Osman Şenher: "Gerçek Galatasaray bu"

Kolay değil Frankfurt maçından sonra Şampiyonlar Ligi’nin favorilerinden bir tanesi olan Liverpool’u yenmek. Önce Okan Buruk, sonra futbolcuları alkışlamak lazım. Hoca Liverpool’u müthiş analiz etmiş. Rakibe boş alan bırakmadılar. Hava toplarında ilk hamleleri Galatasaray yaptı. Süper Lig’deki handikaplar ve hataların hiç birini tekrarlamadı. Takım olarak hücuma gittiler, defansa geldiler.

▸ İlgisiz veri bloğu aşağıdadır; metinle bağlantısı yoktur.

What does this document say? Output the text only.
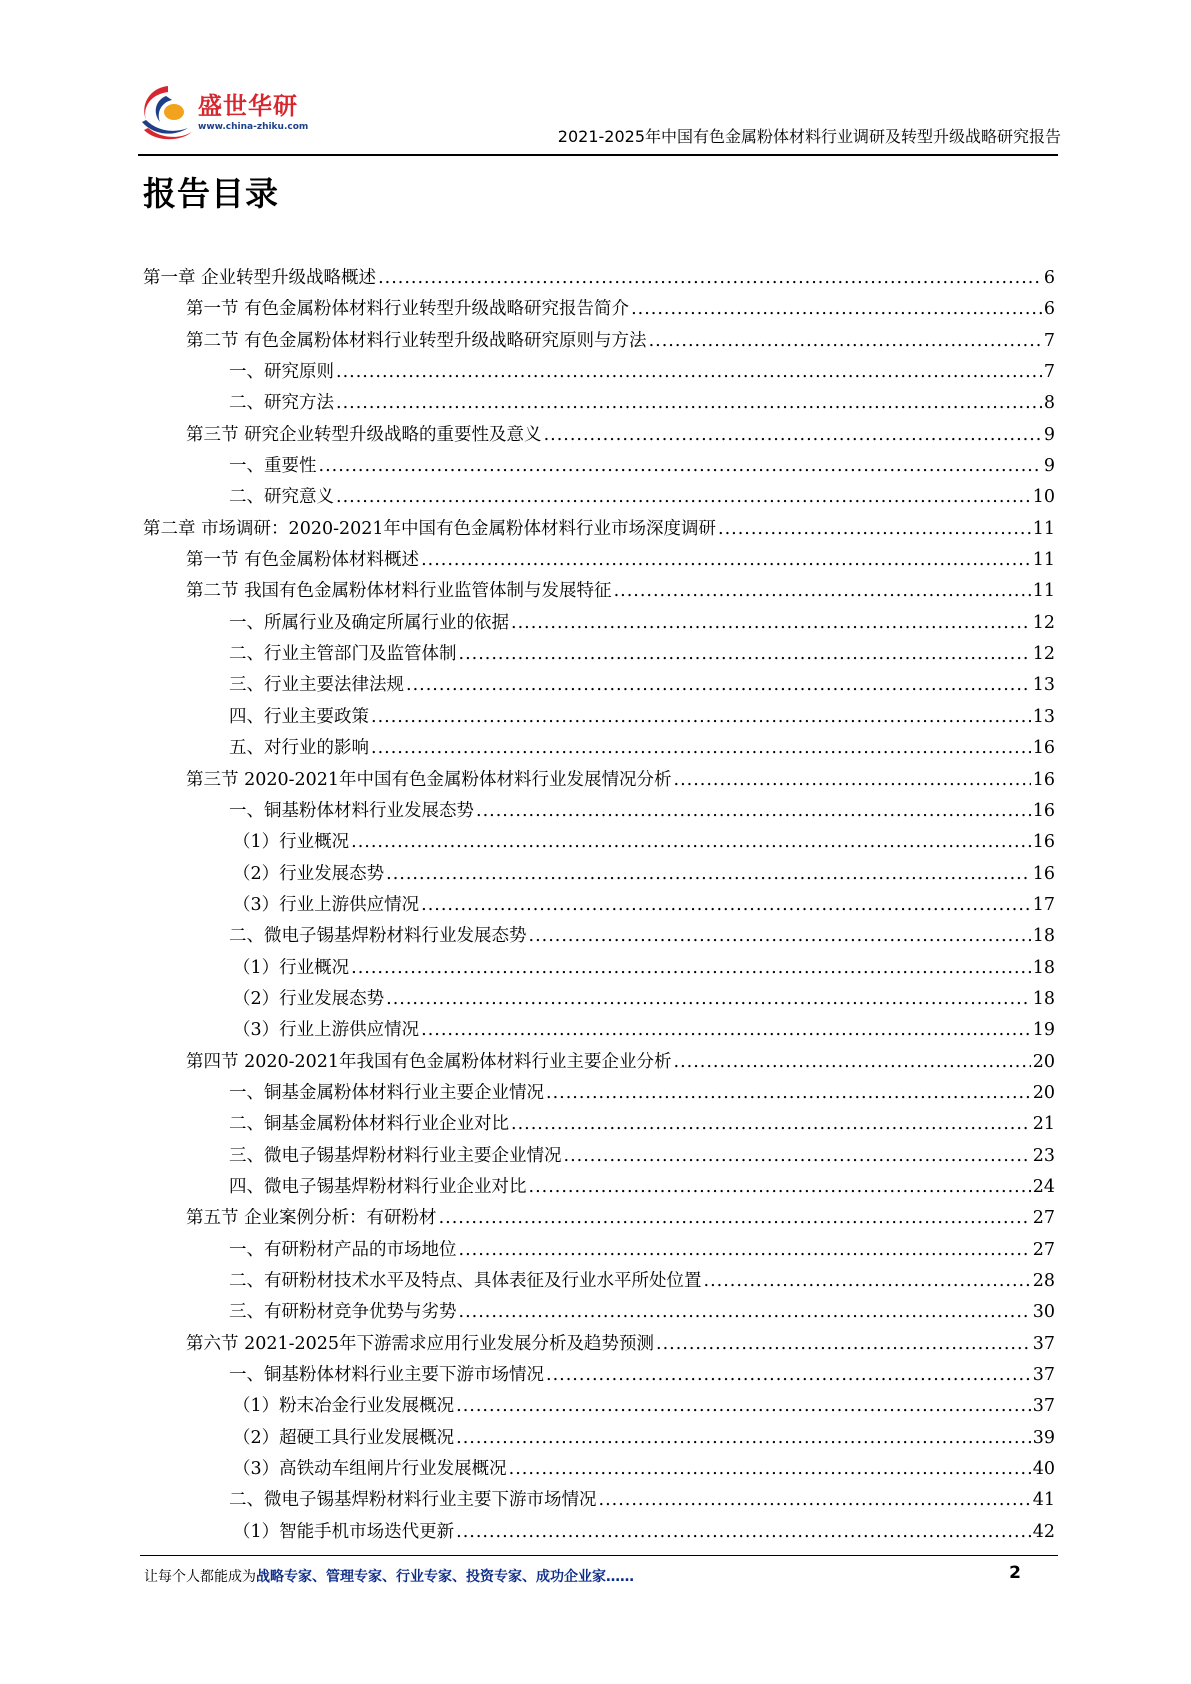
盛世华研
www.china-zhiku.com	2021-2025年中国有色金属粉体材料行业调研及转型升级战略研究报告
报告目录
第一章 企业转型升级战略概述 .....	6
第一节 有色金属粉体材料行业转型升级战略研究报告简介 .....	6
第二节 有色金属粉体材料行业转型升级战略研究原则与方法 .....	7
一、研究原则 .....	7
二、研究方法 .....	8
第三节 研究企业转型升级战略的重要性及意义 .....	9
一、重要性 .....	9
二、研究意义 .....	10
第二章 市场调研：2020-2021年中国有色金属粉体材料行业市场深度调研 .....	11
第一节 有色金属粉体材料概述 .....	11
第二节 我国有色金属粉体材料行业监管体制与发展特征 .....	11
一、所属行业及确定所属行业的依据 .....	12
二、行业主管部门及监管体制 .....	12
三、行业主要法律法规 .....	13
四、行业主要政策 .....	13
五、对行业的影响 .....	16
第三节 2020-2021年中国有色金属粉体材料行业发展情况分析 .....	16
一、铜基粉体材料行业发展态势 .....	16
（1）行业概况 .....	16
（2）行业发展态势 .....	16
（3）行业上游供应情况 .....	17
二、微电子锡基焊粉材料行业发展态势 .....	18
（1）行业概况 .....	18
（2）行业发展态势 .....	18
（3）行业上游供应情况 .....	19
第四节 2020-2021年我国有色金属粉体材料行业主要企业分析 .....	20
一、铜基金属粉体材料行业主要企业情况 .....	20
二、铜基金属粉体材料行业企业对比 .....	21
三、微电子锡基焊粉材料行业主要企业情况 .....	23
四、微电子锡基焊粉材料行业企业对比 .....	24
第五节 企业案例分析：有研粉材 .....	27
一、有研粉材产品的市场地位 .....	27
二、有研粉材技术水平及特点、具体表征及行业水平所处位置 .....	28
三、有研粉材竞争优势与劣势 .....	30
第六节 2021-2025年下游需求应用行业发展分析及趋势预测 .....	37
一、铜基粉体材料行业主要下游市场情况 .....	37
（1）粉末冶金行业发展概况 .....	37
（2）超硬工具行业发展概况 .....	39
（3）高铁动车组闸片行业发展概况 .....	40
二、微电子锡基焊粉材料行业主要下游市场情况 .....	41
（1）智能手机市场迭代更新 .....	42
让每个人都能成为战略专家、管理专家、行业专家、投资专家、成功企业家……	2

Orta sahanın kontrolünü maçın hiç bir dakikasında rakibe vermediler.

Ismael Jakobs sol bekte hayatının futbolunu oynadı. Tek kelimeyle mükemmeldi. Gol çizgisinden de bir top çıkardı. Aynı şekilde sağ bek Singo gerçek bir sağ bek olduğunu enerjisiyle, gücüyle ve tekniğiyle doksan dakika gösterdi, oyundan hiç düşmedi, hata yapmadı. Kaleci Uğurcan yine kalesinde devleşti. Sanchez ve Abdülkerim hatasız oynadılar, risk almadılar. Torreira ile Lemina, önlerinde İlkay müthiş bir orta saha oldular. Hem defansif anlamda hem de ofansif anlamda. Rakip atakları yerinde müdahalelerle kesip sonra da hücuma çıktılar.

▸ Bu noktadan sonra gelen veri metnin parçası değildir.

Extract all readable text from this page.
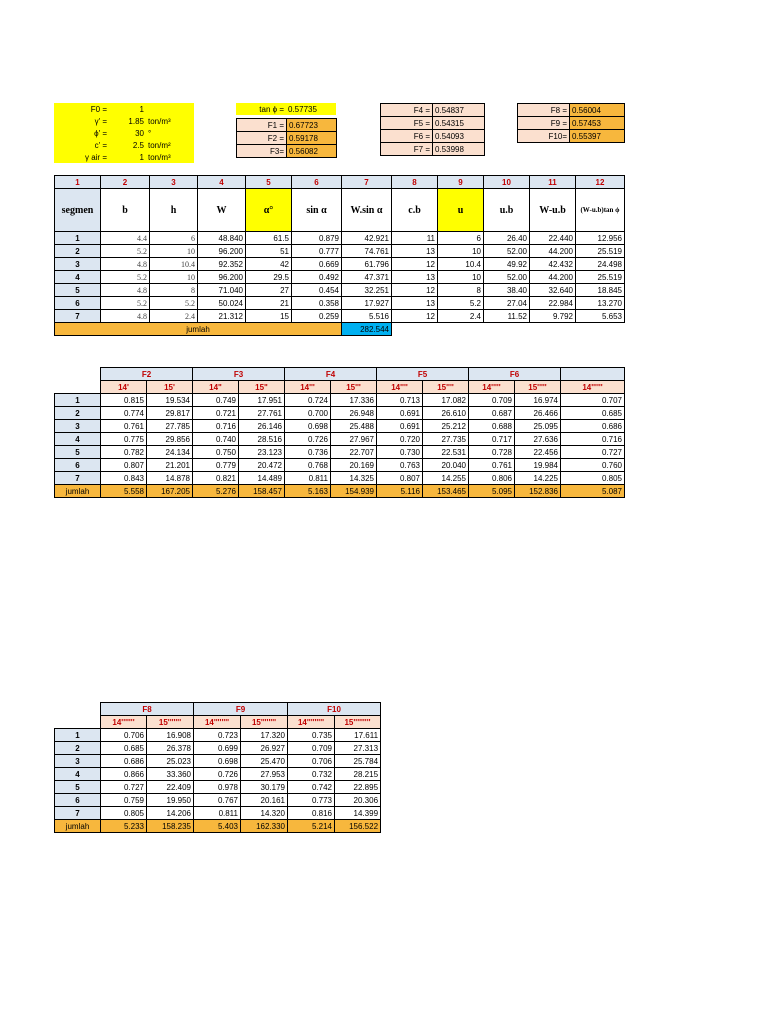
F0 =	1	
γ' =	1.85	ton/m³
ϕ' =	30	°
c' =	2.5	ton/m²
γ air =	1	ton/m³
tan ϕ =	0.57735
F1 =	0.67723
F2 =	0.59178
F3=	0.56082
F4 =	0.54837
F5 =	0.54315
F6 =	0.54093
F7 =	0.53998
F8 =	0.56004
F9 =	0.57453
F10=	0.55397
1	2	3	4	5	6	7	8	9	10	11	12
segmen	b	h	W	α°	sin α	W.sin α	c.b	u	u.b	W-u.b	(W-u.b)tan ϕ
1	4.4	6	48.840	61.5	0.879	42.921	11	6	26.40	22.440	12.956
2	5.2	10	96.200	51	0.777	74.761	13	10	52.00	44.200	25.519
3	4.8	10.4	92.352	42	0.669	61.796	12	10.4	49.92	42.432	24.498
4	5.2	10	96.200	29.5	0.492	47.371	13	10	52.00	44.200	25.519
5	4.8	8	71.040	27	0.454	32.251	12	8	38.40	32.640	18.845
6	5.2	5.2	50.024	21	0.358	17.927	13	5.2	27.04	22.984	13.270
7	4.8	2.4	21.312	15	0.259	5.516	12	2.4	11.52	9.792	5.653
jumlah						282.544					
	F2		F3		F4		F5		F6		
	14'	15'	14"	15"	14'''	15'''	14''''	15''''	14'''''	15'''''	14''''''
1	0.815	19.534	0.749	17.951	0.724	17.336	0.713	17.082	0.709	16.974	0.707
2	0.774	29.817	0.721	27.761	0.700	26.948	0.691	26.610	0.687	26.466	0.685
3	0.761	27.785	0.716	26.146	0.698	25.488	0.691	25.212	0.688	25.095	0.686
4	0.775	29.856	0.740	28.516	0.726	27.967	0.720	27.735	0.717	27.636	0.716
5	0.782	24.134	0.750	23.123	0.736	22.707	0.730	22.531	0.728	22.456	0.727
6	0.807	21.201	0.779	20.472	0.768	20.169	0.763	20.040	0.761	19.984	0.760
7	0.843	14.878	0.821	14.489	0.811	14.325	0.807	14.255	0.806	14.225	0.805
jumlah	5.558	167.205	5.276	158.457	5.163	154.939	5.116	153.465	5.095	152.836	5.087
	F8		F9		F10	
	14'''''''	15'''''''	14''''''''	15''''''''	14'''''''''	15'''''''''
1	0.706	16.908	0.723	17.320	0.735	17.611
2	0.685	26.378	0.699	26.927	0.709	27.313
3	0.686	25.023	0.698	25.470	0.706	25.784
4	0.866	33.360	0.726	27.953	0.732	28.215
5	0.727	22.409	0.978	30.179	0.742	22.895
6	0.759	19.950	0.767	20.161	0.773	20.306
7	0.805	14.206	0.811	14.320	0.816	14.399
jumlah	5.233	158.235	5.403	162.330	5.214	156.522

Barış Alper özellikle ilk yarıda çok etkiliydi. Kaleciyle karşı karşıya kaldı, golü atamadı ama ikinci deparında takımına penaltı kazandırdı. Yunus da ileri gitti, defansına geldi yardım etti, sahada kaldığı müddetçe vazifesini yaptı. Osimhen’e ayrı bir parantez açıyorum. Gerçekten çok büyük bir santrfor. Resmen Liverpool defansını hırpaladı ve dövdü. Neticede sarı-kırmızılılar dün gece kazanmak için taraftarıyla bütünleşerek her şeyi yaptı. Galibiyeti hak ettiler helal olsun!

Şimdi merak ediyorum; Eintracht Frankfurt maçından itibaren ‘Okan Buruk gitsin’ diye bas bas bağıranlar, ‘Liverpool, Galatasaray’ın içinden geçer’ diyenler hiç utanmayacaklar mı? Ne demek yani bir takım Şampiyonlar Ligi’nde bir mağlubiyet aldı diye hoca mı gönderilir? Üç senedir bu takımı hangi teknik adam şampiyon yapıyor? Her neyse bunları konuşacağız. Futbolumuzu kirletmek isteyenlerle biz de mücadele edeceğiz.

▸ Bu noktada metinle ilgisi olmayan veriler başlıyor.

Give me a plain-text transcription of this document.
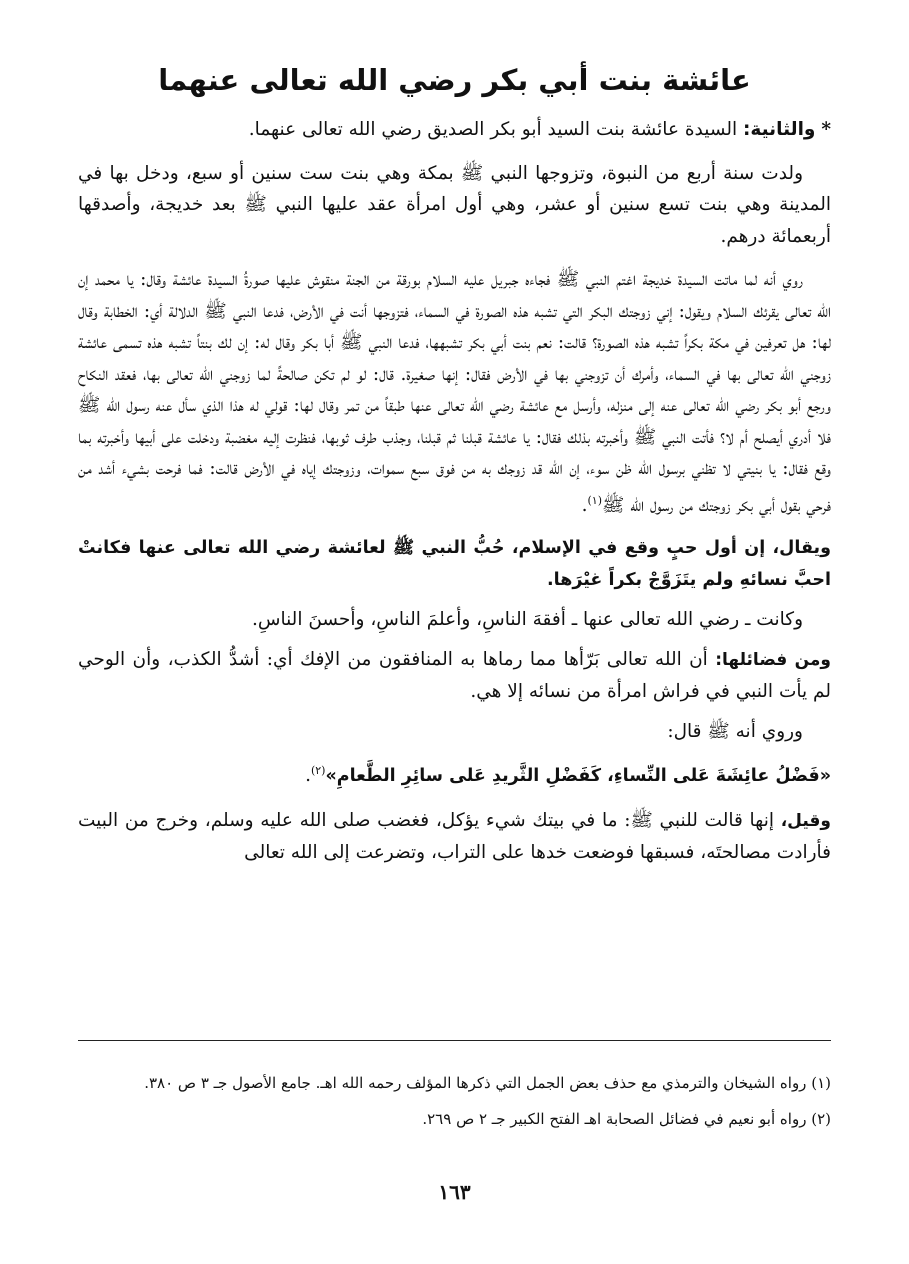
عائشة بنت أبي بكر رضي الله تعالى عنهما

* والثانية: السيدة عائشة بنت السيد أبو بكر الصديق رضي الله تعالى عنهما.

ولدت سنة أربع من النبوة، وتزوجها النبي ﷺ بمكة وهي بنت ست سنين أو سبع، ودخل بها في المدينة وهي بنت تسع سنين أو عشر، وهي أول امرأة عقد عليها النبي ﷺ بعد خديجة، وأصدقها أربعمائة درهم.

روي أنه لما ماتت السيدة خديجة اغتم النبي ﷺ فجاءه جبريل عليه السلام بورقة من الجنة منقوش عليها صورةُ السيدة عائشة وقال: يا محمد إن الله تعالى يقرئك السلام ويقول: إني زوجتك البكر التي تشبه هذه الصورة في السماء، فتزوجها أنت في الأرض، فدعا النبي ﷺ الدلالة أي: الخطابة وقال لها: هل تعرفين في مكة بكراً تشبه هذه الصورة؟ قالت: نعم بنت أبي بكر تشبهها، فدعا النبي ﷺ أبا بكر وقال له: إن لك بنتاً تشبه هذه تسمى عائشة زوجني الله تعالى بها في السماء، وأمرك أن تزوجني بها في الأرض فقال: إنها صغيرة. قال: لو لم تكن صالحةً لما زوجني الله تعالى بها، فعقد النكاح ورجع أبو بكر رضي الله تعالى عنه إلى منزله، وأرسل مع عائشة رضي الله تعالى عنها طبقاً من تمر وقال لها: قولي له هذا الذي سأل عنه رسول الله ﷺ فلا أدري أيصلح أم لا؟ فأتت النبي ﷺ وأخبرته بذلك فقال: يا عائشة قبلنا ثم قبلنا، وجذب طرف ثوبها، فنظرت إليه مغضبة ودخلت على أبيها وأخبرته بما وقع فقال: يا بنيتي لا تظني برسول الله ظن سوء، إن الله قد زوجك به من فوق سبع سموات، وزوجتك إياه في الأرض قالت: فما فرحت بشيء أشد من فرحي بقول أبي بكر زوجتك من رسول الله ﷺ$^{(١)}$.

ويقال، إن أول حبٍ وقع في الإسلام، حُبُّ النبي ﷺ لعائشة رضي الله تعالى عنها فكانتْ احبَّ نسائهِ ولم يتَزَوَّجْ بكراً غيْرَها.

وكانت ـ رضي الله تعالى عنها ـ أفقهَ الناسِ، وأعلمَ الناسِ، وأحسنَ الناسِ.

ومن فضائلها: أن الله تعالى بَرّأها مما رماها به المنافقون من الإفك أي: أشدُّ الكذب، وأن الوحي لم يأت النبي في فراش امرأة من نسائه إلا هي.

وروي أنه ﷺ قال:

«فَضْلُ عائِشَةَ عَلى النِّساءِ، كَفَضْلِ الثَّريدِ عَلى سائِرِ الطَّعامِ»$^{(٢)}$.

وقيل، إنها قالت للنبي ﷺ: ما في بيتك شيء يؤكل، فغضب صلى الله عليه وسلم، وخرج من البيت فأرادت مصالحتَه، فسبقها فوضعت خدها على التراب، وتضرعت إلى الله تعالى

(١) رواه الشيخان والترمذي مع حذف بعض الجمل التي ذكرها المؤلف رحمه الله اهـ. جامع الأصول جـ ٣ ص ٣٨٠.

(٢) رواه أبو نعيم في فضائل الصحابة اهـ الفتح الكبير جـ ٢ ص ٢٦٩.

١٦٣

Sonuçta teknik direktörler başarılı olmak için emek veriyor. Futbolun içinde tabii ki galibiyetler, güzel oyunlar, mağlubiyetler ve kötü oyunlar olacak. Neticeye bakmak lazım. Galatasaray ligde 7 maçta 7 galibiyet aldı. Devler Ligi’nde ilk maçında en kolay rakibe yenildi, ama dün gece o yenilgiyi affettirdi. Avrupa’nın en iyi takımını yendi. Üstüne basa basa söylüyorum; bu galibiyetle Cim Bom Devler Ligi’ni mutlaka ilk 16, o da olmazsa ilk 24’ün içinde bitirecektir. (Milliyet)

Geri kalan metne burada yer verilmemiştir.